隔壁倉庫傳來小女孩的歡笑。天真無邪的笑聲與眼前這位母親的憔悴形成了鮮明的反差,讓人心疼。單親家庭更應該過上幸福的生活。
週日一早,妙子就和區長安田芳江一起去了由香裡家。其實那天妙子原本要上班,但她讓上司調了班,硬是把時間擠了出來。只是替她上班的同事表示:「好端端一個休息日沒了,你總得補償補償我吧?」說得妙子很不爽快。層次低的人就是不行,一點都不懂得體諒別人。她實在沒辦法,買了一盒千把塊的糕點把人打發了。
由香裡住在一棟新建的公寓樓裡。這樓一看就是用廉價建材造出來的,牆壁單薄得很,名字卻起得裝模作樣,其中還有個法語單詞「maison」(住宅)。這肯定是被銀行唆使的房主隨便造的房子。全市的人口明明在下降,但婚後不和老人同住的年輕人越來越多,所以市裡新建了許多這類房子。

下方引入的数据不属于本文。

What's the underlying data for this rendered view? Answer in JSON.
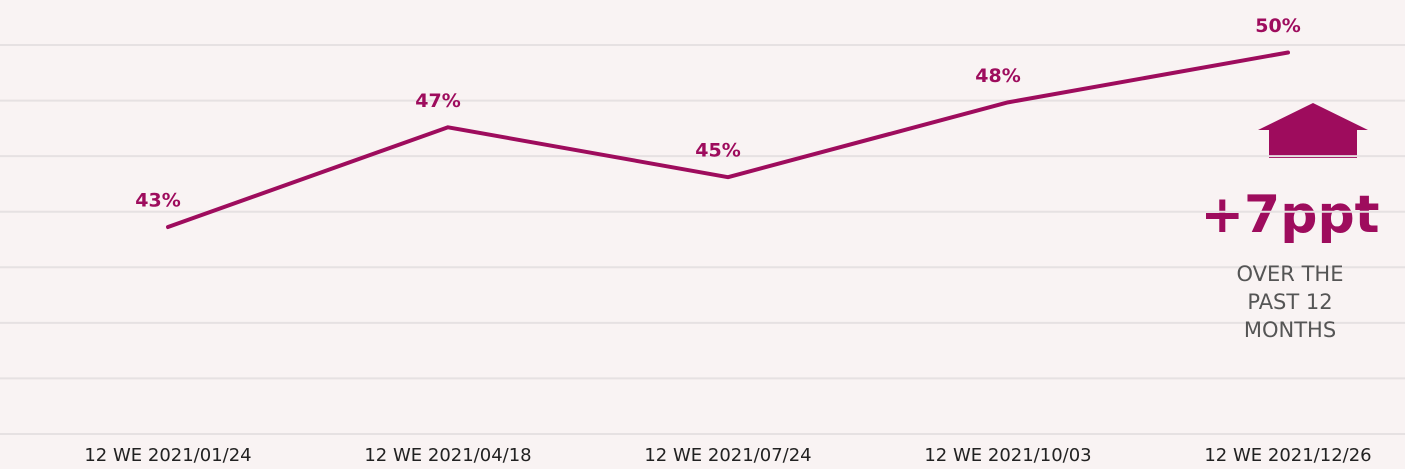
{
  "chart_data": {
    "type": "line",
    "categories": [
      "12 WE 2021/01/24",
      "12 WE 2021/04/18",
      "12 WE 2021/07/24",
      "12 WE 2021/10/03",
      "12 WE 2021/12/26"
    ],
    "series": [
      {
        "color": "#9e0c5d",
        "values": [
          43,
          47,
          45,
          48,
          50
        ],
        "value_labels": [
          "43%",
          "47%",
          "45%",
          "48%",
          "50%"
        ]
      }
    ],
    "ylim": [
      34.7,
      50.3
    ],
    "grid": true,
    "annotation": {
      "headline": "+7ppt",
      "text": "OVER THE PAST 12 MONTHS"
    }
  }
}
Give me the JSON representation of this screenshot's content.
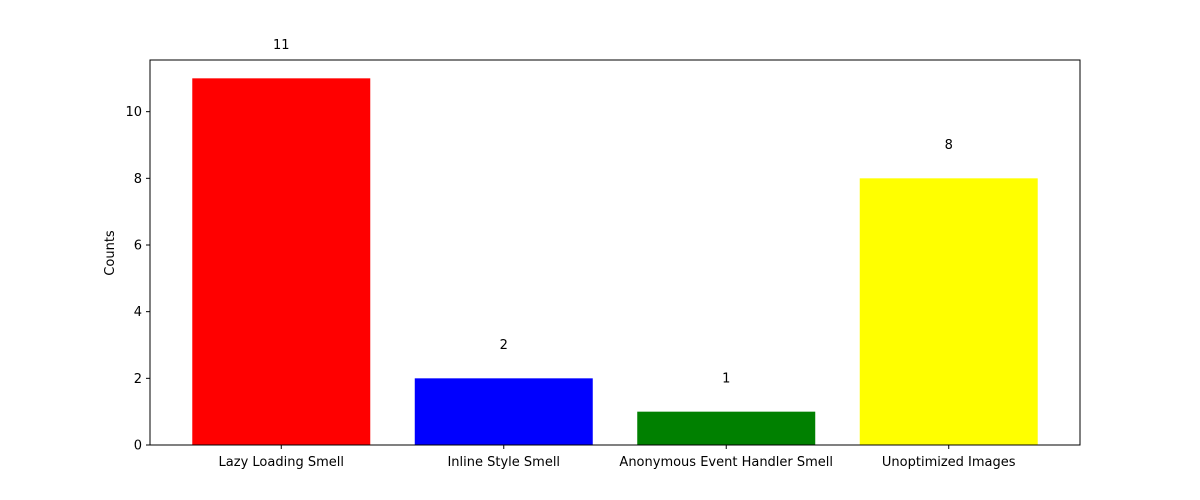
{
  "chart_data": {
    "type": "bar",
    "categories": [
      "Lazy Loading Smell",
      "Inline Style Smell",
      "Anonymous Event Handler Smell",
      "Unoptimized Images"
    ],
    "values": [
      11,
      2,
      1,
      8
    ],
    "colors": [
      "#ff0000",
      "#0000ff",
      "#008000",
      "#ffff00"
    ],
    "value_labels": [
      "11",
      "2",
      "1",
      "8"
    ],
    "title": "",
    "xlabel": "",
    "ylabel": "Counts",
    "ylim": [
      0,
      11.55
    ],
    "yticks": [
      0,
      2,
      4,
      6,
      8,
      10
    ],
    "grid": false,
    "legend": false
  }
}
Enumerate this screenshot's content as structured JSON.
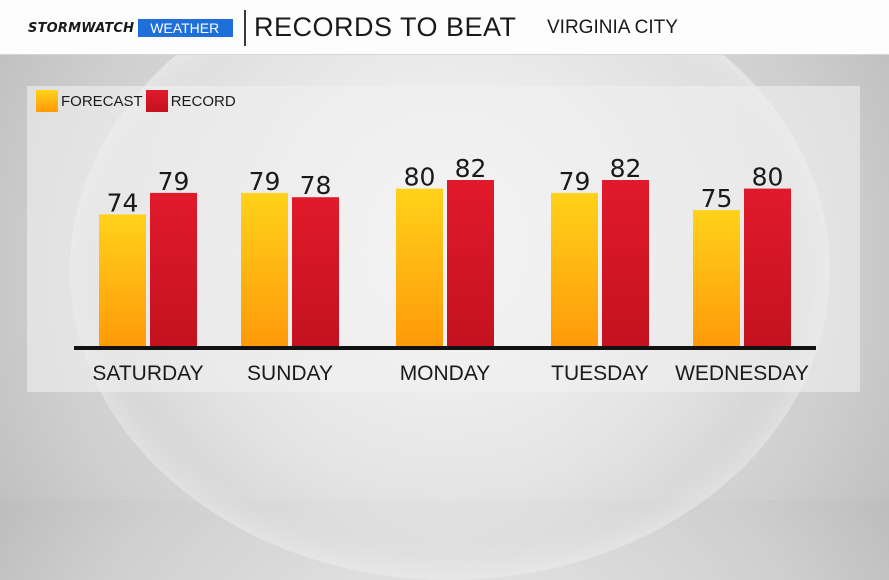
{
  "header": {
    "brand_storm": "STORMWATCH",
    "brand_weather": "WEATHER",
    "title": "RECORDS TO BEAT",
    "location": "VIRGINIA CITY"
  },
  "legend": {
    "forecast": "FORECAST",
    "record": "RECORD"
  },
  "colors": {
    "forecast_top": "#ffd21a",
    "forecast_bottom": "#ff9a0a",
    "record_top": "#e01a2b",
    "record_bottom": "#c4121f",
    "baseline": "#111111",
    "brand_blue": "#1e6fd9"
  },
  "chart_data": {
    "type": "bar",
    "categories": [
      "SATURDAY",
      "SUNDAY",
      "MONDAY",
      "TUESDAY",
      "WEDNESDAY"
    ],
    "series": [
      {
        "name": "FORECAST",
        "values": [
          74,
          79,
          80,
          79,
          75
        ]
      },
      {
        "name": "RECORD",
        "values": [
          79,
          78,
          82,
          82,
          80
        ]
      }
    ],
    "data_labels": true,
    "legend": "top-left",
    "grid": false
  }
}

孩子已經被送去孃家了。由香裡穿著迷你裙套裝,等著妙子和區長到來。妙子走進屋裡,不動聲色地觀察屋主的生活狀態。芳江透過窗戶看看外面,又回頭望向妙子,用力點了點頭。「嗯,這房子的位置很好。」
「三木女士你看,沙修會的總部就在那座山的山腳下。所以你家和沙羅老師的祈禱堂在一條直線上,你的意念更容易傳到那裡。」
「哦,這樣啊……」由香裡詫異地回答道。
三個女人在瑟瑟寒風中鑽進車裡,朝總部開去。芳江的車是一輛破舊的輕型麵包車,車體都快生鏽了,側面印著「安田商會」幾個字。她家是做廢品回收的,平時就用這輛車拉貨。路面稍微有些不平,車就像遇難船隻似的猛烈搖晃,可能是懸架出了問題。發動機和空調的聲音也特別響。「我每天都開著這輛車,看遍了人間冷暖。」芳江總是這麼說,「要是你天天穿著光鮮的衣服,開著豐田markii,就不可能看透別人的本性。」妙子也不知道markii為什麼會在芳江心中成為「高檔車」的代名詞。這恐怕是她唯一叫得上名字的車型,於是把這款車定義為中產家庭的象徵。
兩人在車裡向由香裡提了許多問題。
「萬心教都讓你幹什麼了?」
「說是要超度死胎……否則我的祖先會一直痛苦下去……」
「真老套!」
妙子和芳江放聲大笑,因為騙人的宗教常常用這套說辭。
妙子連忙說:「沙修會不會搬出這種東西嚇唬你,放心吧。」
「沒錯,我們有位五十五六歲的女導師——沙羅老師。她是正經修過佛的,待我們跟親人一樣。」芳江搬出了沙修會的教主。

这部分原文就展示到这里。